Love, time, and death. The three abstractions that connect every human being on Earth, according to ad exec Howard (Will Smith) in a rousing speech to his colleagues. Three years later, Howard returns to work after the death of his six year old daughter. Cue domino tower cascade.
Howard, in his grief, sends letters to ideas: love, time, and death. He has, for all intents and purposes, an eccentric depression. The type of depression that is light enough to put on screen because it is quirky and not, well, too depressing (compare this to the other quirky depression narrative Demolition from earlier this year).
The friends and co-workers in Howard’s life (Kate Winslet, Edward Norton, and Michael Pena) want to prove his insanity to save their jobs.

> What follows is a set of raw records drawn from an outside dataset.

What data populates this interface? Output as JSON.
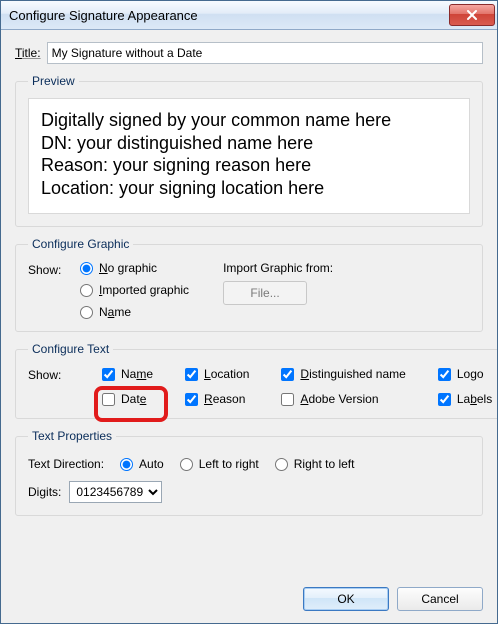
{
  "window": {
    "title": "Configure Signature Appearance"
  },
  "title": {
    "label": "Title:",
    "value": "My Signature without a Date"
  },
  "preview": {
    "legend": "Preview",
    "lines": {
      "l1": "Digitally signed by your common name here",
      "l2": "DN: your distinguished name here",
      "l3": "Reason: your signing reason here",
      "l4": "Location: your signing location here"
    }
  },
  "graphic": {
    "legend": "Configure Graphic",
    "show_label": "Show:",
    "options": {
      "no_graphic": "No graphic",
      "imported": "Imported graphic",
      "name": "Name"
    },
    "import_label": "Import Graphic from:",
    "file_button": "File...",
    "selected": "no_graphic"
  },
  "text": {
    "legend": "Configure Text",
    "show_label": "Show:",
    "items": {
      "name": {
        "label": "Name",
        "checked": true
      },
      "location": {
        "label": "Location",
        "checked": true
      },
      "dn": {
        "label": "Distinguished name",
        "checked": true
      },
      "logo": {
        "label": "Logo",
        "checked": true
      },
      "date": {
        "label": "Date",
        "checked": false
      },
      "reason": {
        "label": "Reason",
        "checked": true
      },
      "adobe": {
        "label": "Adobe Version",
        "checked": false
      },
      "labels": {
        "label": "Labels",
        "checked": true
      }
    }
  },
  "props": {
    "legend": "Text Properties",
    "direction_label": "Text Direction:",
    "direction": {
      "auto": "Auto",
      "ltr": "Left to right",
      "rtl": "Right to left",
      "selected": "auto"
    },
    "digits_label": "Digits:",
    "digits_value": "0123456789"
  },
  "buttons": {
    "ok": "OK",
    "cancel": "Cancel"
  }
}
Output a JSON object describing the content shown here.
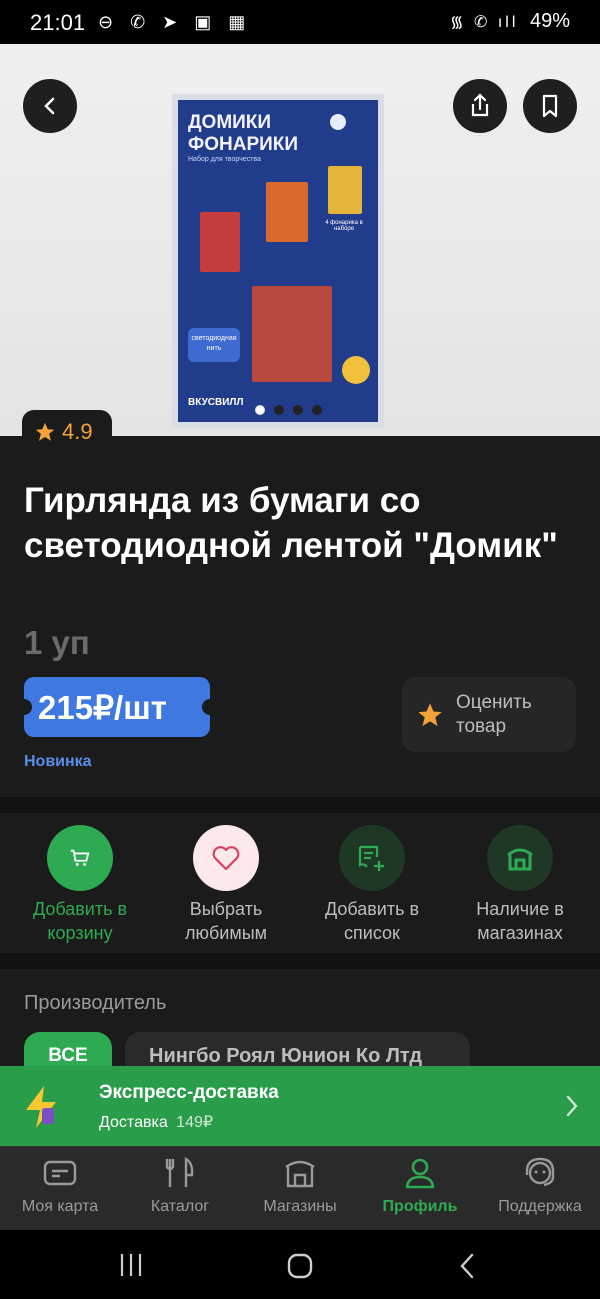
{
  "status_bar": {
    "time": "21:01",
    "battery": "49%"
  },
  "product": {
    "rating": "4.9",
    "title": "Гирлянда из бумаги со светодиодной лентой \"Домик\"",
    "unit": "1 уп",
    "price": "215₽/шт",
    "rate_button": "Оценить товар",
    "new_label": "Новинка",
    "package": {
      "title": "ДОМИКИ ФОНАРИКИ",
      "subtitle": "Набор для творчества",
      "brand": "ВКУСВИЛЛ",
      "badge": "4 фонарика в наборе",
      "led_label": "светодиодная нить"
    }
  },
  "carousel": {
    "count": 4,
    "active_index": 0
  },
  "actions": [
    {
      "label": "Добавить в корзину",
      "icon": "cart-icon",
      "color": "#2eab52"
    },
    {
      "label": "Выбрать любимым",
      "icon": "heart-icon",
      "color": "#d9405f"
    },
    {
      "label": "Добавить в список",
      "icon": "list-add-icon",
      "color": "#2eab52"
    },
    {
      "label": "Наличие в магазинах",
      "icon": "store-icon",
      "color": "#2eab52"
    }
  ],
  "manufacturer": {
    "heading": "Производитель",
    "chips": [
      "ВСЕ",
      "Нингбо Роял Юнион Ко Лтд"
    ]
  },
  "express": {
    "title": "Экспресс-доставка",
    "delivery_label": "Доставка",
    "delivery_price": "149₽"
  },
  "bottom_nav": [
    {
      "label": "Моя карта",
      "icon": "card-icon"
    },
    {
      "label": "Каталог",
      "icon": "cutlery-icon"
    },
    {
      "label": "Магазины",
      "icon": "store-icon"
    },
    {
      "label": "Профиль",
      "icon": "profile-icon",
      "active": true
    },
    {
      "label": "Поддержка",
      "icon": "support-icon"
    }
  ],
  "colors": {
    "accent_green": "#2eab52",
    "price_blue": "#3f78e0",
    "rating_orange": "#f2a33a",
    "background": "#1b1b1b"
  }
}
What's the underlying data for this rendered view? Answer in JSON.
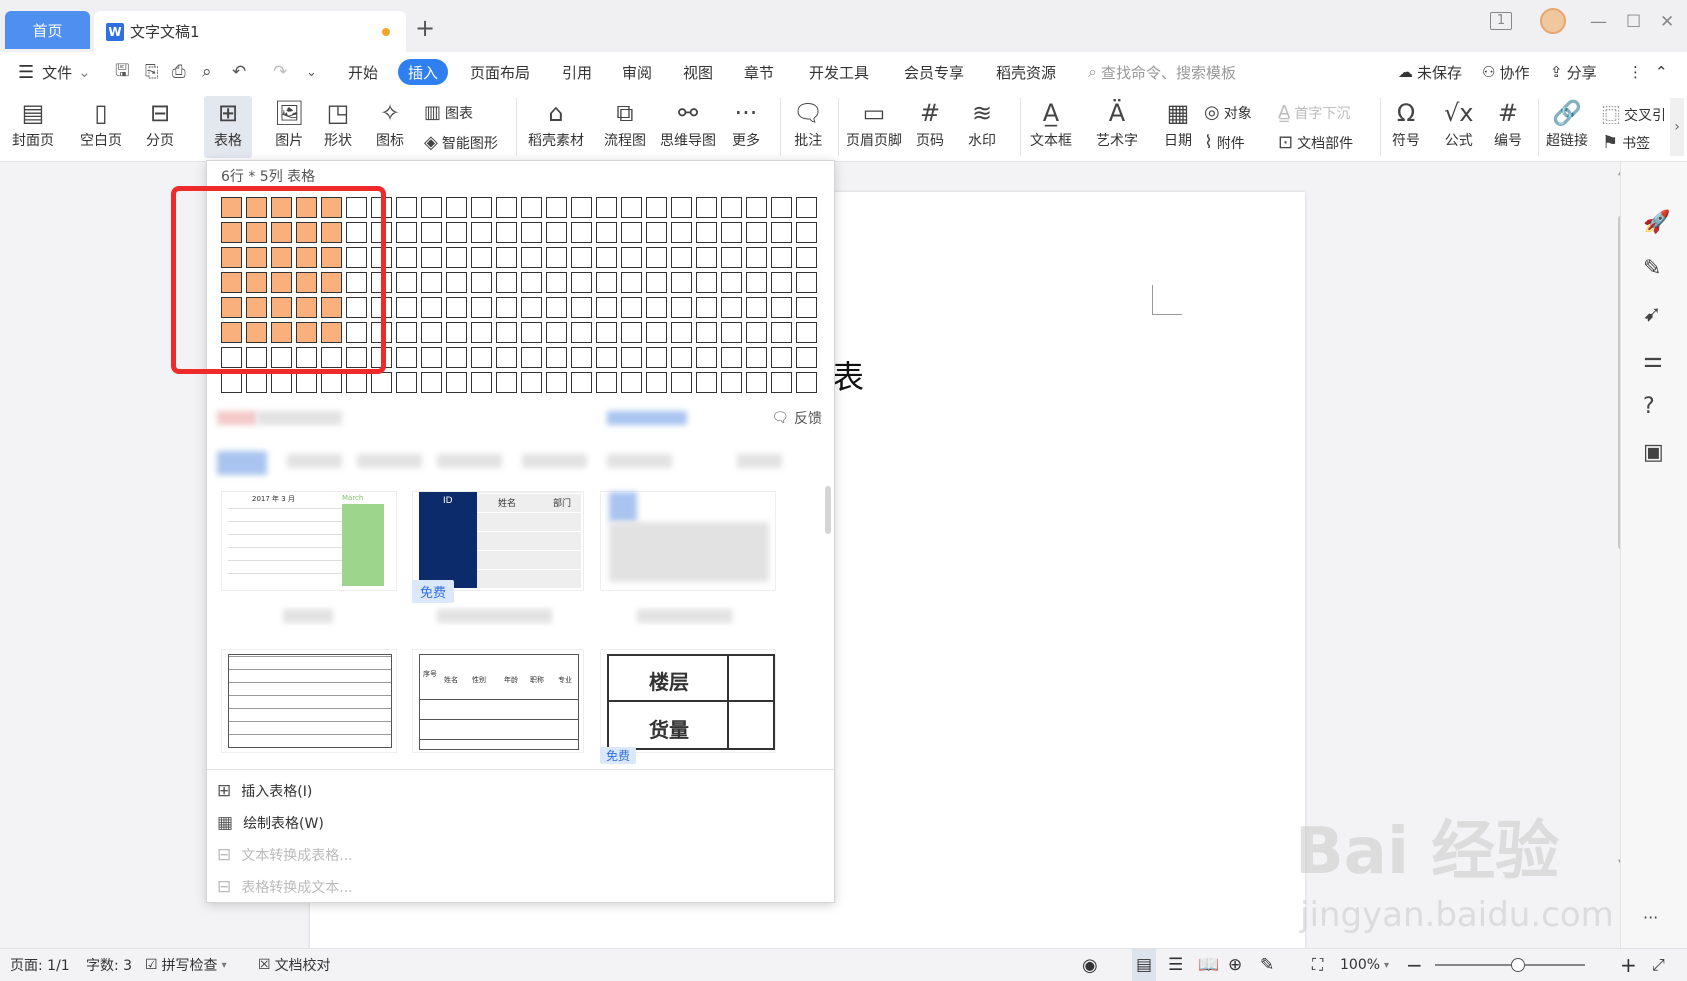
{
  "titlebar": {
    "home_tab": "首页",
    "doc_tab": "文字文稿1",
    "doc_icon": "W",
    "add_tab": "+",
    "page_count_badge": "1"
  },
  "menubar": {
    "file": "文件",
    "items": [
      "开始",
      "插入",
      "页面布局",
      "引用",
      "审阅",
      "视图",
      "章节",
      "开发工具",
      "会员专享",
      "稻壳资源"
    ],
    "active": "插入",
    "search_placeholder": "查找命令、搜索模板",
    "unsaved": "未保存",
    "collab": "协作",
    "share": "分享"
  },
  "ribbon": {
    "cover": "封面页",
    "blank_page": "空白页",
    "page_break": "分页",
    "table": "表格",
    "picture": "图片",
    "shape": "形状",
    "icon": "图标",
    "chart": "图表",
    "smart_shape": "智能图形",
    "docer_material": "稻壳素材",
    "flowchart": "流程图",
    "mindmap": "思维导图",
    "more": "更多",
    "comment": "批注",
    "header_footer": "页眉页脚",
    "page_number": "页码",
    "watermark": "水印",
    "textbox": "文本框",
    "wordart": "艺术字",
    "date": "日期",
    "object": "对象",
    "attachment": "附件",
    "dropcap": "首字下沉",
    "doc_parts": "文档部件",
    "symbol": "符号",
    "formula": "公式",
    "numbering": "编号",
    "hyperlink": "超链接",
    "crossref": "交叉引",
    "bookmark": "书签"
  },
  "dropdown": {
    "grid_label": "6行 * 5列 表格",
    "grid_rows": 8,
    "grid_cols": 24,
    "selected_rows": 6,
    "selected_cols": 5,
    "feedback": "反馈",
    "template_free": "免费",
    "tpl2_headers": [
      "ID",
      "姓名",
      "部门"
    ],
    "tpl1_header": "2017 年 3 月",
    "tpl1_month": "March",
    "tpl5_headers": [
      "序号",
      "姓名",
      "性别",
      "年龄",
      "职称",
      "专业"
    ],
    "tpl6_rows": [
      "楼层",
      "货量"
    ],
    "actions": {
      "insert_table": "插入表格(I)",
      "draw_table": "绘制表格(W)",
      "text_to_table": "文本转换成表格...",
      "table_to_text": "表格转换成文本..."
    }
  },
  "document": {
    "visible_char": "表"
  },
  "statusbar": {
    "page": "页面: 1/1",
    "words": "字数: 3",
    "spellcheck": "拼写检查",
    "proofread": "文档校对",
    "zoom": "100%"
  },
  "watermark": {
    "brand": "Bai 经验",
    "url": "jingyan.baidu.com"
  }
}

In very Christmas Carol fashion, human representations of Love (Keira Knightley), Time (Jacob Lattimore), and Death (Helen Mirren) come to show Howard and his friends what they are worth. Except, these personifications are really hired actors doing their best to play the part for the sake of Howard’s well being. Kind of.
The setup of Collateral Beauty is intriguing. It establishes the surrounding characters while keeping the A-list draw of the film at bay. Smith says all of three lines in the first half hour of the film, and it is a bold narrative move that pays off.

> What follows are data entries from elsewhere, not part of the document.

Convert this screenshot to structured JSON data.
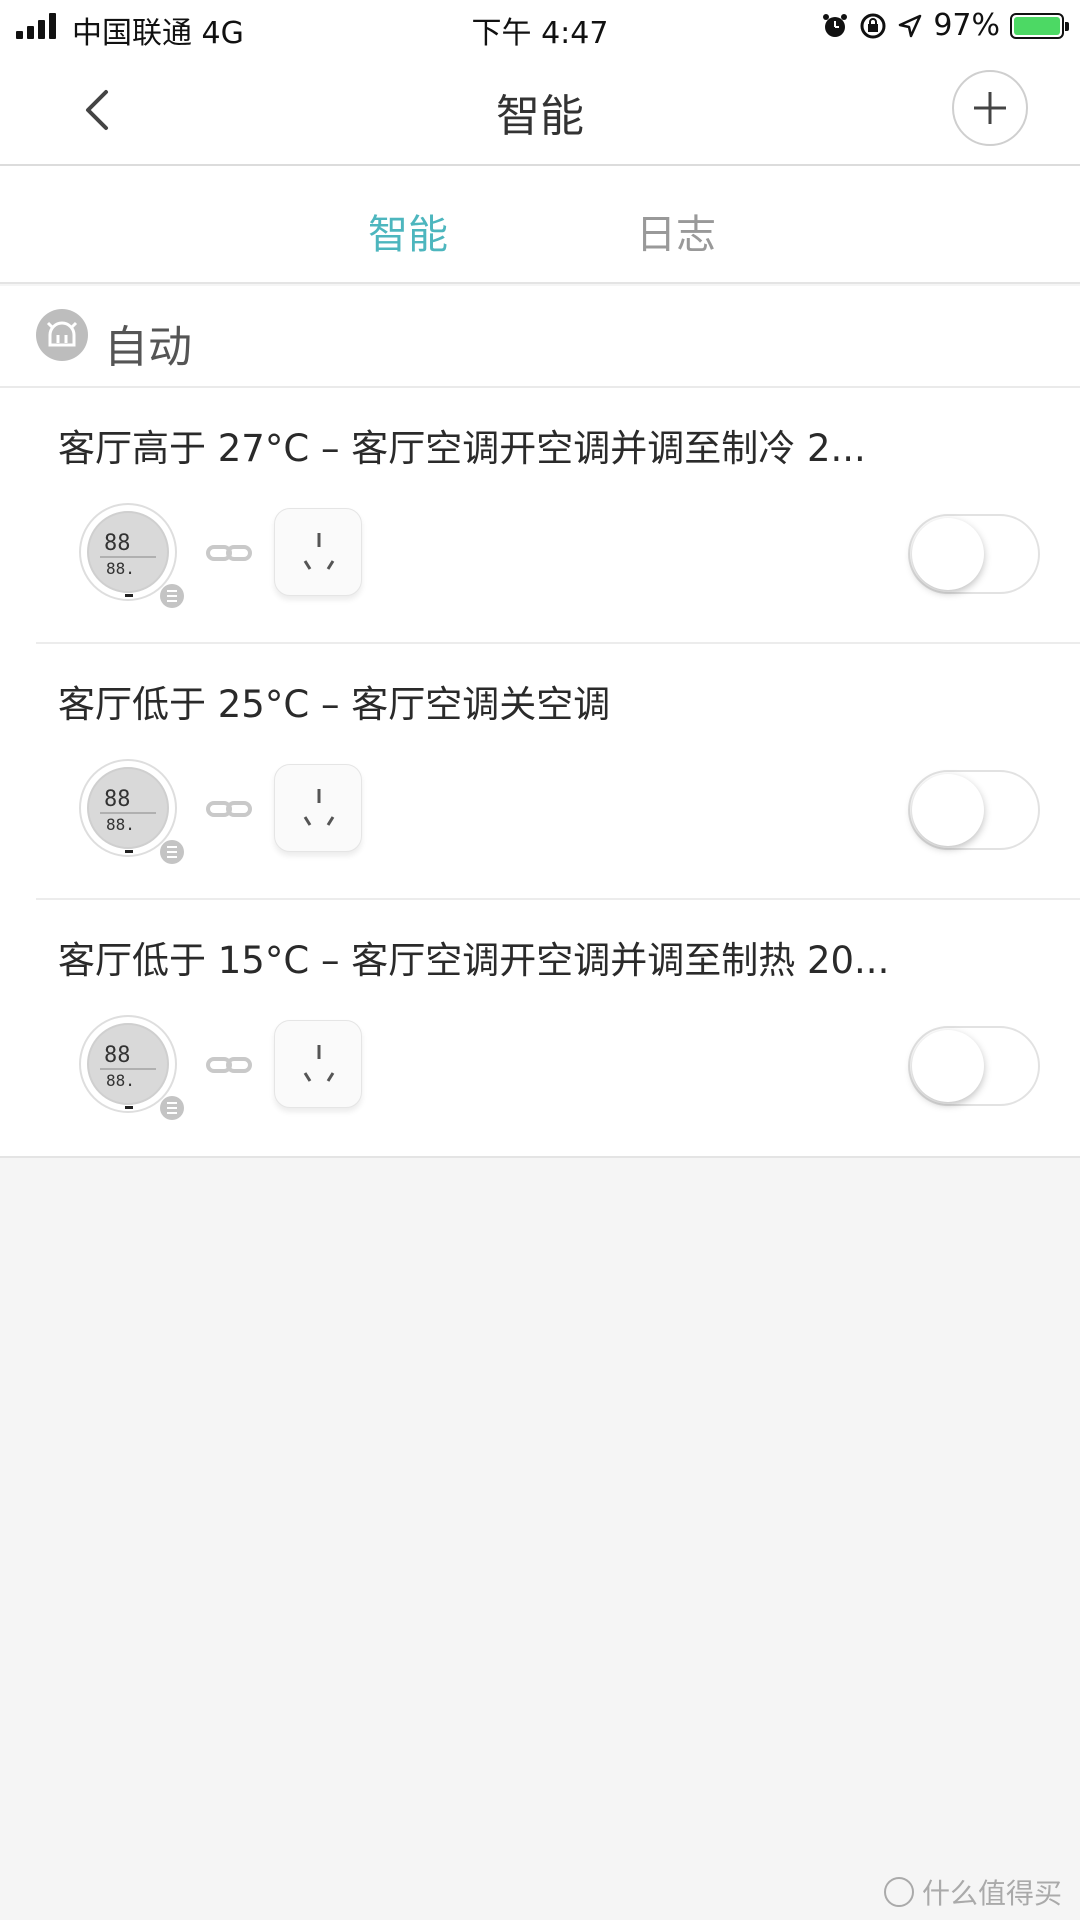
{
  "status_bar": {
    "carrier": "中国联通 4G",
    "time": "下午 4:47",
    "battery_percent": "97%",
    "icons": [
      "signal-icon",
      "alarm-icon",
      "rotation-lock-icon",
      "location-icon",
      "battery-icon"
    ]
  },
  "nav": {
    "title": "智能",
    "back_icon": "chevron-left-icon",
    "add_icon": "plus-icon"
  },
  "tabs": [
    {
      "label": "智能",
      "active": true
    },
    {
      "label": "日志",
      "active": false
    }
  ],
  "colors": {
    "accent": "#4db6be",
    "toggle_off": "#e2e2e2"
  },
  "section": {
    "label": "自动",
    "icon": "robot-icon"
  },
  "automations": [
    {
      "title": "客厅高于 27°C – 客厅空调开空调并调至制冷 2...",
      "enabled": false
    },
    {
      "title": "客厅低于 25°C – 客厅空调关空调",
      "enabled": false
    },
    {
      "title": "客厅低于 15°C – 客厅空调开空调并调至制热 20...",
      "enabled": false
    }
  ],
  "watermark": "什么值得买"
}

Instead of focusing on Smith at first, Allen Loeb’s script pairs supporting characters together to expand their individual stories. While this tactic involves setting up obvious dangling causes, thereby serving a simple narrative function, it is an effective way of setting up multiple threads that promise to unravel into emotionally powerful revelations.
Which brings us to this: CineFiles isn’t often keen on melodrama. Even when a film is not trying to hide that it is a melodrama, it can come off as, well, melodramatic. Collateral Beauty is a melodrama, and it does not try to hide it. And while it does get emotionally overwrought at times, particularly at the climax when the aforementioned threads unravel, it is not a bad film.

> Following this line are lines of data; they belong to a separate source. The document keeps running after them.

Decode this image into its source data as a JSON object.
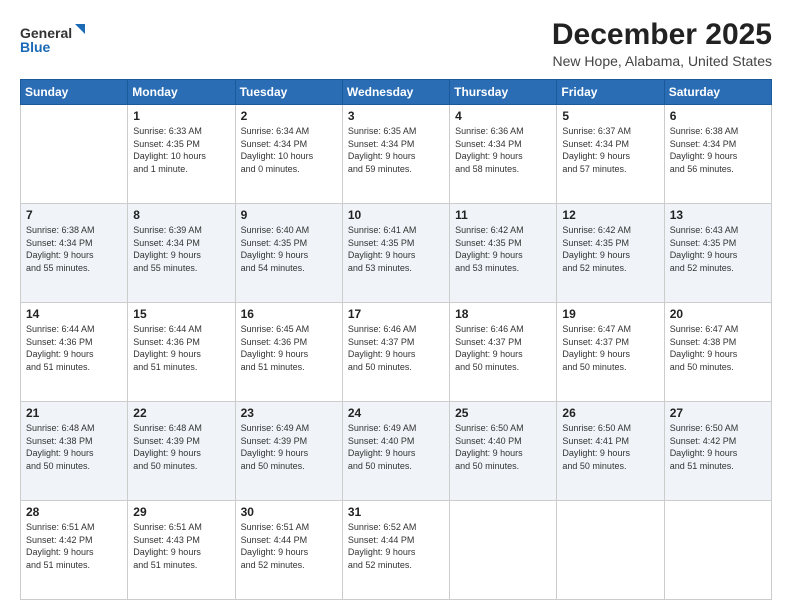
{
  "header": {
    "logo_line1": "General",
    "logo_line2": "Blue",
    "title": "December 2025",
    "subtitle": "New Hope, Alabama, United States"
  },
  "days_of_week": [
    "Sunday",
    "Monday",
    "Tuesday",
    "Wednesday",
    "Thursday",
    "Friday",
    "Saturday"
  ],
  "weeks": [
    [
      {
        "day": "",
        "content": ""
      },
      {
        "day": "1",
        "content": "Sunrise: 6:33 AM\nSunset: 4:35 PM\nDaylight: 10 hours\nand 1 minute."
      },
      {
        "day": "2",
        "content": "Sunrise: 6:34 AM\nSunset: 4:34 PM\nDaylight: 10 hours\nand 0 minutes."
      },
      {
        "day": "3",
        "content": "Sunrise: 6:35 AM\nSunset: 4:34 PM\nDaylight: 9 hours\nand 59 minutes."
      },
      {
        "day": "4",
        "content": "Sunrise: 6:36 AM\nSunset: 4:34 PM\nDaylight: 9 hours\nand 58 minutes."
      },
      {
        "day": "5",
        "content": "Sunrise: 6:37 AM\nSunset: 4:34 PM\nDaylight: 9 hours\nand 57 minutes."
      },
      {
        "day": "6",
        "content": "Sunrise: 6:38 AM\nSunset: 4:34 PM\nDaylight: 9 hours\nand 56 minutes."
      }
    ],
    [
      {
        "day": "7",
        "content": "Sunrise: 6:38 AM\nSunset: 4:34 PM\nDaylight: 9 hours\nand 55 minutes."
      },
      {
        "day": "8",
        "content": "Sunrise: 6:39 AM\nSunset: 4:34 PM\nDaylight: 9 hours\nand 55 minutes."
      },
      {
        "day": "9",
        "content": "Sunrise: 6:40 AM\nSunset: 4:35 PM\nDaylight: 9 hours\nand 54 minutes."
      },
      {
        "day": "10",
        "content": "Sunrise: 6:41 AM\nSunset: 4:35 PM\nDaylight: 9 hours\nand 53 minutes."
      },
      {
        "day": "11",
        "content": "Sunrise: 6:42 AM\nSunset: 4:35 PM\nDaylight: 9 hours\nand 53 minutes."
      },
      {
        "day": "12",
        "content": "Sunrise: 6:42 AM\nSunset: 4:35 PM\nDaylight: 9 hours\nand 52 minutes."
      },
      {
        "day": "13",
        "content": "Sunrise: 6:43 AM\nSunset: 4:35 PM\nDaylight: 9 hours\nand 52 minutes."
      }
    ],
    [
      {
        "day": "14",
        "content": "Sunrise: 6:44 AM\nSunset: 4:36 PM\nDaylight: 9 hours\nand 51 minutes."
      },
      {
        "day": "15",
        "content": "Sunrise: 6:44 AM\nSunset: 4:36 PM\nDaylight: 9 hours\nand 51 minutes."
      },
      {
        "day": "16",
        "content": "Sunrise: 6:45 AM\nSunset: 4:36 PM\nDaylight: 9 hours\nand 51 minutes."
      },
      {
        "day": "17",
        "content": "Sunrise: 6:46 AM\nSunset: 4:37 PM\nDaylight: 9 hours\nand 50 minutes."
      },
      {
        "day": "18",
        "content": "Sunrise: 6:46 AM\nSunset: 4:37 PM\nDaylight: 9 hours\nand 50 minutes."
      },
      {
        "day": "19",
        "content": "Sunrise: 6:47 AM\nSunset: 4:37 PM\nDaylight: 9 hours\nand 50 minutes."
      },
      {
        "day": "20",
        "content": "Sunrise: 6:47 AM\nSunset: 4:38 PM\nDaylight: 9 hours\nand 50 minutes."
      }
    ],
    [
      {
        "day": "21",
        "content": "Sunrise: 6:48 AM\nSunset: 4:38 PM\nDaylight: 9 hours\nand 50 minutes."
      },
      {
        "day": "22",
        "content": "Sunrise: 6:48 AM\nSunset: 4:39 PM\nDaylight: 9 hours\nand 50 minutes."
      },
      {
        "day": "23",
        "content": "Sunrise: 6:49 AM\nSunset: 4:39 PM\nDaylight: 9 hours\nand 50 minutes."
      },
      {
        "day": "24",
        "content": "Sunrise: 6:49 AM\nSunset: 4:40 PM\nDaylight: 9 hours\nand 50 minutes."
      },
      {
        "day": "25",
        "content": "Sunrise: 6:50 AM\nSunset: 4:40 PM\nDaylight: 9 hours\nand 50 minutes."
      },
      {
        "day": "26",
        "content": "Sunrise: 6:50 AM\nSunset: 4:41 PM\nDaylight: 9 hours\nand 50 minutes."
      },
      {
        "day": "27",
        "content": "Sunrise: 6:50 AM\nSunset: 4:42 PM\nDaylight: 9 hours\nand 51 minutes."
      }
    ],
    [
      {
        "day": "28",
        "content": "Sunrise: 6:51 AM\nSunset: 4:42 PM\nDaylight: 9 hours\nand 51 minutes."
      },
      {
        "day": "29",
        "content": "Sunrise: 6:51 AM\nSunset: 4:43 PM\nDaylight: 9 hours\nand 51 minutes."
      },
      {
        "day": "30",
        "content": "Sunrise: 6:51 AM\nSunset: 4:44 PM\nDaylight: 9 hours\nand 52 minutes."
      },
      {
        "day": "31",
        "content": "Sunrise: 6:52 AM\nSunset: 4:44 PM\nDaylight: 9 hours\nand 52 minutes."
      },
      {
        "day": "",
        "content": ""
      },
      {
        "day": "",
        "content": ""
      },
      {
        "day": "",
        "content": ""
      }
    ]
  ]
}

It is, however, a flawed film.
The film’s script is often too on the nose. The emotional trajectories are unsurprising and in some cases overblown. But there is enjoyment to be had in the stacked ensemble cast. There are too many top notch actors in play to get a full sense of any one of their characters, save for Smith, leaving something to be desired. Still, there are moments where the likes of Norton, Mirren, and Knightley shine.
Collateral Beauty is, in its attempt at being profound, something much less. A pair of reveals in the final act, for one, do not feel unexpected. They also do not add to the attempted emotional impact. If anything it detracts from this, muddying the film’s denouement with a button that feels obligatory in spite of the already acceptable conclusion. Slick production design and strong performances are perhaps enough to salvage this superficial narrative that unspools into an ending that tries too hard to be an ending. Yet one walks away from the film noticeably underwhelmed.